As we stated in Texas Bank & Trust Co. v. Moore, 595 S.W.2d 502 (Tex. 1980), a trial court should be free to exercise its discretion in the appointments of a master and should be reversed only where there is a clear abuse of this discretion. Such is not shown under the record here.

The fact that Mrs. Mann had requested a jury trial does not preclude the appointment of a Master. Either party is entitled to a jury trial after a Master has filed his report. Housing Authority of City of Dallas v. Hubbell, 325 S.W.2d 880 (Tex. Civ.App.1959, writ ref'd n. r. e.). The present case involved numerous complex issues which involved the valuation of many types of dissimilar inventory having no regular market value. It was to the advantage and in the interest of all parties, including Mr. Mann, to have a complete accounting of all the community and separate property assets of the parties. Moore, supra. Further, an abuse of discretion by the trial court in assessing the costs of the Master is not shown by this record.

Accordingly, the judgment of the Court of Civil Appeals is reversed and that of the trial court is affirmed.

NOTES

[1] Texas Rules of Civil Procedure 171 provides in part:

The court may, in exceptional cases, for good cause appoint a master in chancery, who shall be a citizen of this State, and not an attorney for either party to the action, nor related to either party, who shall perform all of the duties required of him by the court, and shall be under orders of the court, and have such power as the master of chancery has in a court of equity.

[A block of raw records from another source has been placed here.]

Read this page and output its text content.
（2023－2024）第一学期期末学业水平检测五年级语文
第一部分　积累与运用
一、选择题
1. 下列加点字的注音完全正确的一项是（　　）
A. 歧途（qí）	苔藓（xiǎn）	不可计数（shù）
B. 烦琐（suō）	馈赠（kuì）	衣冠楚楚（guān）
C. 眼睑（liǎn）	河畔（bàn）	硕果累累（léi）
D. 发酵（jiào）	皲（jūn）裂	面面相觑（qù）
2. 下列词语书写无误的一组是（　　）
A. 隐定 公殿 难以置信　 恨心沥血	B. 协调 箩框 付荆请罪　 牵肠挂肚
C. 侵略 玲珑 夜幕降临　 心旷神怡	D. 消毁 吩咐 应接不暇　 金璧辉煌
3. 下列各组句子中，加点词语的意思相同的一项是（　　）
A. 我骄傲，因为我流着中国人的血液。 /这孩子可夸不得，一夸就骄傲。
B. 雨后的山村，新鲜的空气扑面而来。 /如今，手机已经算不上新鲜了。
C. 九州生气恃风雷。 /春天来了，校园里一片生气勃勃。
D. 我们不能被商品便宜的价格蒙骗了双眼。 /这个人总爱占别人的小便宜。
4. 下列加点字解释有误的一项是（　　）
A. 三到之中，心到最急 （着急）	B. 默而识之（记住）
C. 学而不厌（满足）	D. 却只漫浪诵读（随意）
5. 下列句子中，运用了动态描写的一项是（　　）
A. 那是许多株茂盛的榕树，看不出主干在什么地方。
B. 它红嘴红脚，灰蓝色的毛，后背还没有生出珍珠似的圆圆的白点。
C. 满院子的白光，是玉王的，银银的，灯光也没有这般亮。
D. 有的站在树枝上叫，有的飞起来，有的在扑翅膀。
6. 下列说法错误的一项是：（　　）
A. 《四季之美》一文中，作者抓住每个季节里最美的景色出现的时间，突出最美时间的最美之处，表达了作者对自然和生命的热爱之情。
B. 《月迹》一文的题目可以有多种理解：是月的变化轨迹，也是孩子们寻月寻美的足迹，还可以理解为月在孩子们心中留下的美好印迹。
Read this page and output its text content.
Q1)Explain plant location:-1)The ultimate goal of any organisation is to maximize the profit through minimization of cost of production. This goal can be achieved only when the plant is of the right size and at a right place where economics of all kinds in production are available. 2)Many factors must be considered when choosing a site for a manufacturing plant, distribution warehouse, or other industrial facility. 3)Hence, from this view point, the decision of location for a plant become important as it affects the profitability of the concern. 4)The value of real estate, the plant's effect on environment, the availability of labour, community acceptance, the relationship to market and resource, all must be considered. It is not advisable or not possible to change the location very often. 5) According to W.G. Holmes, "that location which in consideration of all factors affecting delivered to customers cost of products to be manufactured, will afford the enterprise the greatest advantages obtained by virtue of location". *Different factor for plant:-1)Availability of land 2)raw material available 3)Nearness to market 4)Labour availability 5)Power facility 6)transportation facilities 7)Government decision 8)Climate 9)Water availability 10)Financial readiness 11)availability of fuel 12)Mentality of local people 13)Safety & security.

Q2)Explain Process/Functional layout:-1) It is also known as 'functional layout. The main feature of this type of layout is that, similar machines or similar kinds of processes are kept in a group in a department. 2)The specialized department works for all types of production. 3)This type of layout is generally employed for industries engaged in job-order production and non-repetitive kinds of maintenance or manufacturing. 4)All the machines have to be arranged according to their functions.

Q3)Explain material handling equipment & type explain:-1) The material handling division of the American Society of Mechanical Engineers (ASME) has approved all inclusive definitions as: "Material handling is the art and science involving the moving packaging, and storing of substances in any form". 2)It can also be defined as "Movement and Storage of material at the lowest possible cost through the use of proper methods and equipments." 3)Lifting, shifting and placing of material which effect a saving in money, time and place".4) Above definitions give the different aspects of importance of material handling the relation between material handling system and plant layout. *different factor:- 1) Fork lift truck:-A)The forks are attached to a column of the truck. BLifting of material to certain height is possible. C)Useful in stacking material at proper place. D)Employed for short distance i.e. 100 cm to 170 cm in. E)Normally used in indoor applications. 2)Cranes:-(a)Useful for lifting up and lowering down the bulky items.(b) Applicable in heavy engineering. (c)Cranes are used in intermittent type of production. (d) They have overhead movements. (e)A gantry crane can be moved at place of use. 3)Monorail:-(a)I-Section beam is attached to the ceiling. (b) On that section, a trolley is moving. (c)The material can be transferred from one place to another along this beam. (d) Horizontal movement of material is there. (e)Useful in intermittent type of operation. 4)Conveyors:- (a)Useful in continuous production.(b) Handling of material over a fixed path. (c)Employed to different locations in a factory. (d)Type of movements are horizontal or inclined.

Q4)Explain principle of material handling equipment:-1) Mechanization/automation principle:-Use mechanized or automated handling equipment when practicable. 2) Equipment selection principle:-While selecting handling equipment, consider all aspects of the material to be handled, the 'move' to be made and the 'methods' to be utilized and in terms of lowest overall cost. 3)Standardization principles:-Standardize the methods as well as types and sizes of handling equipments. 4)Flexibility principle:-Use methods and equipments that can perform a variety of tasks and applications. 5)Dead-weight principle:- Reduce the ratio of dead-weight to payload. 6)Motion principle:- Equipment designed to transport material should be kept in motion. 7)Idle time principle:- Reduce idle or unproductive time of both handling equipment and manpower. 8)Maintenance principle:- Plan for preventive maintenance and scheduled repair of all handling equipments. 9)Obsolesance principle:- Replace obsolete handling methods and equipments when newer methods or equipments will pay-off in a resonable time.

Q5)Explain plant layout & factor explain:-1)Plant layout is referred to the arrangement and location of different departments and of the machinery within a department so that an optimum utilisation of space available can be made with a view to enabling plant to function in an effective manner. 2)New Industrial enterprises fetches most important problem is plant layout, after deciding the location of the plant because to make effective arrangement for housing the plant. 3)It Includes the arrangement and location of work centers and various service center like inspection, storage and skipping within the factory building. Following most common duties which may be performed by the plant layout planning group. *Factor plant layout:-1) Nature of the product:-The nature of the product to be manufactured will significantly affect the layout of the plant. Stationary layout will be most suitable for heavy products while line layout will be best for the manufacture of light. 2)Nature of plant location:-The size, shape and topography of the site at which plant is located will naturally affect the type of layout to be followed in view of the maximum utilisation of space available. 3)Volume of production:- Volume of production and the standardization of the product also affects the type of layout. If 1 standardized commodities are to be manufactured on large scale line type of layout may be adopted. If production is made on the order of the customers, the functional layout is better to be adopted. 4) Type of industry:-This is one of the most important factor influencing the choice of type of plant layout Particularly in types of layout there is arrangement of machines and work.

[2] On oral argument, counsel for Mrs. Mann stated that the trial court appointed the Master on its own motion and then requested Mrs. Mann to file a motion in support of such appointment. This is not supported by the record. There are, however, curious inconsistencies between the dates of several motions and the order appointing the Master. As noted above, the motion requesting the appointment of the Master was filed February 11, 1977, and the appointment ordered on February 16. However, in a motion filed on February 10, Mr. Mann objected to the appointment of the Master, complaining that the Master had been appointed, without a hearing, on February 8. Thus, the record indicates that an objection to the appointment of the Master was filed before Mrs. Mann requested the appointment. It should also be noted that in the Master's initial request for payment for services rendered, the first day on which services were performed was February 8. Admittedly, there are inconsistencies in the chronology of events preceding the appointment of the Master, but this does not necessarily establish the position, taken by the counsel in oral argument that Mrs. Mann was not responsible for the appointment of the Master.

[3] The record does not show on whose motion the Co-master was appointed.

[4] § 3.63 provides:

In a decree of divorce or annulment the court shall order a division of the estate of the parties in a manner that the court deems just and right, having due regard for the rights of each party and any children of the marriage.

[5] It may be observed that upon rendering judgment the trial judge noted by entry in his docket that the assessment of these fees had been considered in the "overall division of the property."

[6] The rationale underlying the assessment of these fees by the Court of Civil Appeals against Mrs. Mann is not clear from its opinion. Based on the cases cited, the Court of Civil Appeals apparently felt that the appointment of the Master by the trial court was not supported by good cause and Mrs. Mann had invited this error by moving for the appointment. See Poston v. Poston, 572 S.W.2d 800, 802 (Tex.Civ. App.1978, no writ); Garrison v. Garrison, 568 S.W.2d 709, 710 (Tex.Civ.App.1978, no writ); Bell v. Bell, 540 S.W.2d 432, 437 (Tex.Civ.App. 1976, no writ).